The good news: Governor Gina Raimondo and the state’s leadership understand the risks of climate change, and is tackling the challenge head-on.
For example, Rhode Island is part of the Regional Greenhouse Gas Initiative (RGGI), a multi-state agreement to cap emissions and require power plants to reduce the amount of carbon dioxide they emit by 2.5 percent each year. Since RGGI began in 2009, it has cut carbon pollution across its nine participating states by 40 percent. At the same time, one report indicates that Rhode Island’s participation in RGGI has produced between $65 and $148 million in health benefits for the state. Governor Raimondo recently endorsed a new, bipartisan agreement to extend the RGGI program through 2030 and reduce the emissions cap by 30 percent from 2020 levels.
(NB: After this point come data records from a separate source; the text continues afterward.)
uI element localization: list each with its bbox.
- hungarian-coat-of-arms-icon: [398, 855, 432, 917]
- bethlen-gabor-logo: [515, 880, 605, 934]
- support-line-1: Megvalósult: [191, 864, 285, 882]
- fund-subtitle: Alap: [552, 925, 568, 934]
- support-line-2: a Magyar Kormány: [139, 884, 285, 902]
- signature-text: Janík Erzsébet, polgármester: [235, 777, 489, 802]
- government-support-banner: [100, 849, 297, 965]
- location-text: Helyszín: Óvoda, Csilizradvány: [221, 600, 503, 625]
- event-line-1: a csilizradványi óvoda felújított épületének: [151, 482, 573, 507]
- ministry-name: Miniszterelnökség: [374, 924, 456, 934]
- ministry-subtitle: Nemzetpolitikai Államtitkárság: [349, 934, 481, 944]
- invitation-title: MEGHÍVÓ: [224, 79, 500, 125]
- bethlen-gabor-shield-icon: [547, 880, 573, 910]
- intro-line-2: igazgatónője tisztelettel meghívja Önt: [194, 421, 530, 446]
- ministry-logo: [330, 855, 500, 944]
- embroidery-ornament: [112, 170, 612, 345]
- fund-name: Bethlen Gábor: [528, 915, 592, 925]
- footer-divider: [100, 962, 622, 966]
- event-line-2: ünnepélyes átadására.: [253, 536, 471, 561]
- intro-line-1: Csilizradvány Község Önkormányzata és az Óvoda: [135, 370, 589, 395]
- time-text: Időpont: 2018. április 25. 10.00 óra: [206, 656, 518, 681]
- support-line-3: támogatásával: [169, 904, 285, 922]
Rhode Island has also steadily reduced emissions through its nationally-recognized energy efficiency programs. Rhode Island has the nation’s first off-shore wind turbines, and Governor Raimondo has set forth bold goals for Rhode Island’s clean energy, which will result in ten times as much clean energy by 2020. At the same time, efforts to fight climate change are already bearing fruit for the state’s economy. Since 2014, the number of clean energy jobs in the state has grown by 66 percent (11 percent in just the last year). Today, the clean energy economy in Rhode Island employs more than 15,300 people—putting the state well on its way to the Governor’s goal of 20,000 clean energy jobs by 2020.